Russian parliament ratifies defence treaty with North Korea

STR/KCNA VIA KNS/AFP

The lower house of Russia's parliament ratified a strategic cooperation treaty with North Korea on Thursday, as the US claimed North Korea deployed 3,000 troops to Russia.

The State Duma voted 397-0 to endorse the “comprehensive strategic partnership," that includes a mutual defence pact.

Russian President Vladimir Putin signed the agreement with North Korean leader Kim Jong Un during a visit to the East Asian country in June, but many details remain unclear.

The treaty will now be sent to the Federation Council, the upper house of parliament, for endorsement. The treaty is the strongest alliance between the two countries since the Cold War. It allows for either state to provide military assistance if either is attacked.

“It’s important for us to develop comprehensive and allied relations” with North Korea, State Duma speaker Vyacheslav Volodin said in a statement.

South Korea voiced concern over the deal, calling on Moscow to stop its “illegal cooperation” with Pyongyang. 

Last week, Seoul's National Intelligence Service (NIS) released an intelligence report detailing Pyongyang's troop deployment to Russia ahead of their movement into Ukraine. 

South Korean President Yoon Suk Yeol called the deployment a “provocation that threatens global security beyond the Korean Peninsula and Europe”, after talks with Polish President Andrzej Duda.

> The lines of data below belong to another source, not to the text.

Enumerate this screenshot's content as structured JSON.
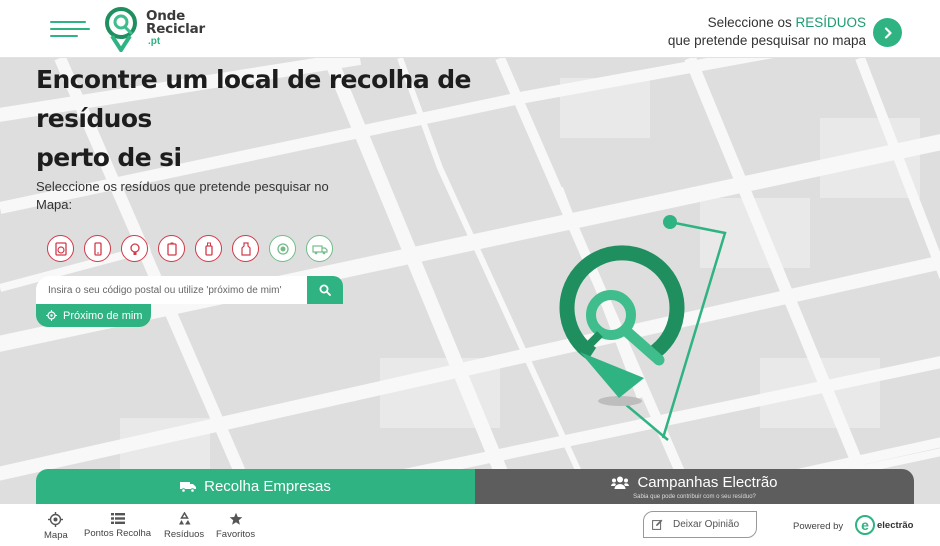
{
  "header": {
    "logo_line1": "Onde",
    "logo_line2": "Reciclar",
    "logo_domain": ".pt",
    "prompt_prefix": "Seleccione os",
    "prompt_highlight": "RESÍDUOS",
    "prompt_line2": "que pretende pesquisar no mapa"
  },
  "hero": {
    "title_line1": "Encontre um local de recolha de",
    "title_line2": "resíduos",
    "title_line3": "perto de si",
    "subtitle": "Seleccione os resíduos que pretende pesquisar no Mapa:"
  },
  "waste_icons": [
    "appliance-icon",
    "phone-icon",
    "lamp-icon",
    "battery-icon",
    "spray-icon",
    "oil-bottle-icon",
    "glass-icon",
    "truck-icon"
  ],
  "search": {
    "placeholder": "Insira o seu código postal ou utilize 'próximo de mim'",
    "near_me_label": "Próximo de mim"
  },
  "panels": {
    "companies_label": "Recolha Empresas",
    "campaigns_label": "Campanhas Electrão",
    "campaigns_sub": "Sabia que pode contribuir com o seu resíduo?"
  },
  "footer": {
    "nav": [
      {
        "label": "Mapa",
        "icon": "target-icon"
      },
      {
        "label": "Pontos Recolha",
        "icon": "list-icon"
      },
      {
        "label": "Resíduos",
        "icon": "recycle-icon"
      },
      {
        "label": "Favoritos",
        "icon": "star-icon"
      }
    ],
    "opinion_label": "Deixar Opinião",
    "powered_by": "Powered by",
    "brand": "electrão"
  },
  "colors": {
    "accent": "#2fb383",
    "accent_dark": "#1f8f5f",
    "waste_icon_border": "#d23a4a",
    "panel_gray": "#5d5d5d",
    "map_roads": "#f7f7f7",
    "map_blocks": "#dcdcdc"
  }
}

Seoul is considering sending direct military aid to Ukraine, as part of measures to counter military ties between North Korea and Russia, officials said on Tuesday.

On Thursday, Ukrainian President Zelenskiy said the first batch of North Korean troops have arrived in Kursk, a Russian border region where Ukraine has been operating since its incursion into Russia in August. 

The Kremlin has previously dismissed reports about the North's troop deployment as "fake news". But Russian president Vladimir Putin said on Thursday that it was Moscow's business how to implement a partnership treaty with Pyongyang.

Putin did not deny that North Korean troops were currently in Russia. 

US Secretary of Defence Lloyd Austin said Pyongyang has sent about 3,000 soldiers to Russia for training. 

It would be a “very, very serious issue” if Pyongyang indeed joined the war on Russia’s side, he said.

The reported deployment of North Korean troops comes as tensions with South Korea heightened over the last few weeks. North Korea amended its constitution to define the South as a “hostile” state and last week blew up roads and railways that once connected the two countries.